A converter turns one loaded YAML file plus one parsed ModelCodeBlock into a GeneratedScript. The current pipeline is:

  1. BlockScanner parses model-code fences and accepts only options listed in MODEL_CODE_OPTION_NAMES.

  2. YamlLoader loads test_case_path.

  3. get_converter() looks up block.converter_tag from build_default_converters().

  4. The selected converter returns GeneratedScript(content=..., language="shell").

  5. GeneratorService replaces {{ generated }} in the block body, validates that the final script is non-empty, and writes docs/_build/doc_codegen/<doc_stem>/<block_name>.sh.

To add a converter:

  1. In tools/docs_codegen/converters.py, add a BaseConverter subclass with a unique name. That name is the value authors put in :converter_tag:.

  2. Implement convert(self, loaded_yaml, *, block) -> GeneratedScript. Use make_docs_codegen_error(..., block=block) for user-facing validation errors so the CLI and Sphinx output include document context.

  3. Reuse helpers from tools/docs_codegen/utils.py, such as require_mapping, require_mapping_list, require_scalar_mapping, require_indexed_mapping, require_node_field, parse_command_tokens, substitute_template_positionals, and render_cli_command.

  4. Register the converter in build_default_converters().
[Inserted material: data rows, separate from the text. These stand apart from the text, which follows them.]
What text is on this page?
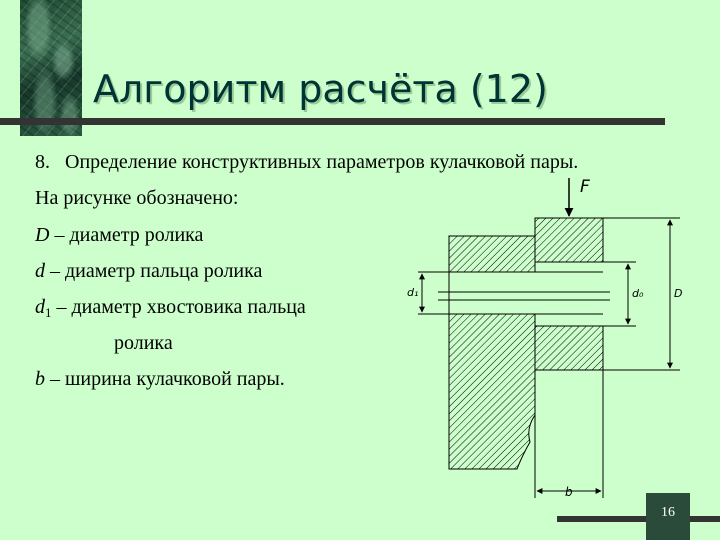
Алгоритм расчёта (12)
8. Определение конструктивных параметров кулачковой пары.
На рисунке обозначено:
D – диаметр ролика
d – диаметр пальца ролика
$d_1$ – диаметр хвостовика пальца
ролика
b – ширина кулачковой пары.
F
d₁	d₀	D
b
16
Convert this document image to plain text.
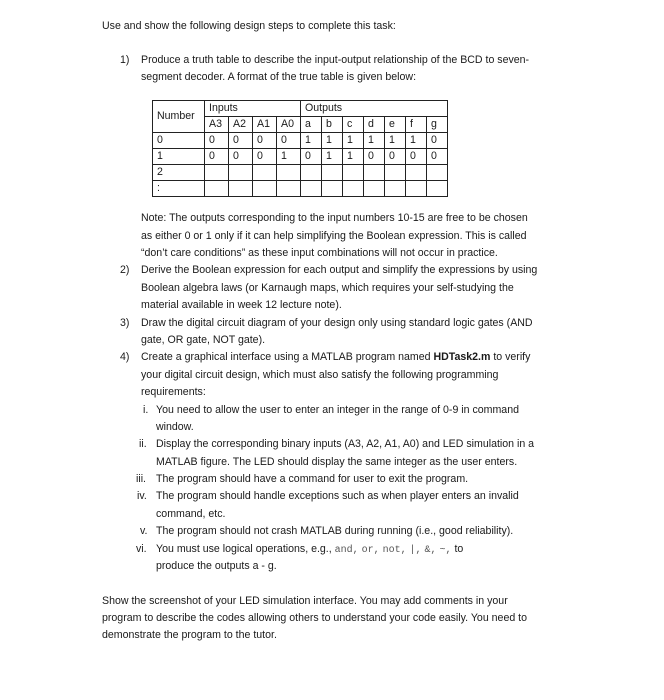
Use and show the following design steps to complete this task:
1) Produce a truth table to describe the input-output relationship of the BCD to seven-
segment decoder. A format of the true table is given below:
Number	Inputs				Outputs						
	A3	A2	A1	A0	a	b	c	d	e	f	g
0	0	0	0	0	1	1	1	1	1	1	0
1	0	0	0	1	0	1	1	0	0	0	0
2											
:											
Note: The outputs corresponding to the input numbers 10-15 are free to be chosen
as either 0 or 1 only if it can help simplifying the Boolean expression. This is called
“don’t care conditions” as these input combinations will not occur in practice.
2) Derive the Boolean expression for each output and simplify the expressions by using
Boolean algebra laws (or Karnaugh maps, which requires your self-studying the
material available in week 12 lecture note).
3) Draw the digital circuit diagram of your design only using standard logic gates (AND
gate, OR gate, NOT gate).
4) Create a graphical interface using a MATLAB program named HDTask2.m to verify
your digital circuit design, which must also satisfy the following programming
requirements:
i. You need to allow the user to enter an integer in the range of 0-9 in command
window.
ii. Display the corresponding binary inputs (A3, A2, A1, A0) and LED simulation in a
MATLAB figure. The LED should display the same integer as the user enters.
iii. The program should have a command for user to exit the program.
iv. The program should handle exceptions such as when player enters an invalid
command, etc.
v. The program should not crash MATLAB during running (i.e., good reliability).
vi. You must use logical operations, e.g., and, or, not, |, &, ~, to
produce the outputs a - g.
Show the screenshot of your LED simulation interface. You may add comments in your
program to describe the codes allowing others to understand your code easily. You need to
demonstrate the program to the tutor.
If it is not registered, get_converter() will reject the new converter_tag.

  5. If the converter needs new directive metadata, add the option name to MODEL_CODE_OPTION_NAMES in tools/docs_codegen/scanner.py and to ModelCodeDirective.option_spec in tools/docs_codegen/sphinx_extension.py. Read the option with block.get_option("<option_name>").

  6. Add or update tests in tests/ut/tools/test_docs_codegen.py. Cover the successful render path, required option validation, YAML shape validation, and any CLI/Sphinx scanner behavior affected by new metadata.

  7. Add a real model-code example in a model tutorial, preferably under docs/source/tutorials/models/, and point it to an existing YAML file under tests/.

  8. Validate with the CLI:

    python3 tools/docs_codegen/cli.py --doc <your_doc> --dry-run
    python3 tools/docs_codegen/cli.py --block <your_doc>::<block_name> --dry-run --stdout
    

If a converter should render something other than shell, set GeneratedScript.language accordingly so Sphinx can highlight the generated literal block correctly.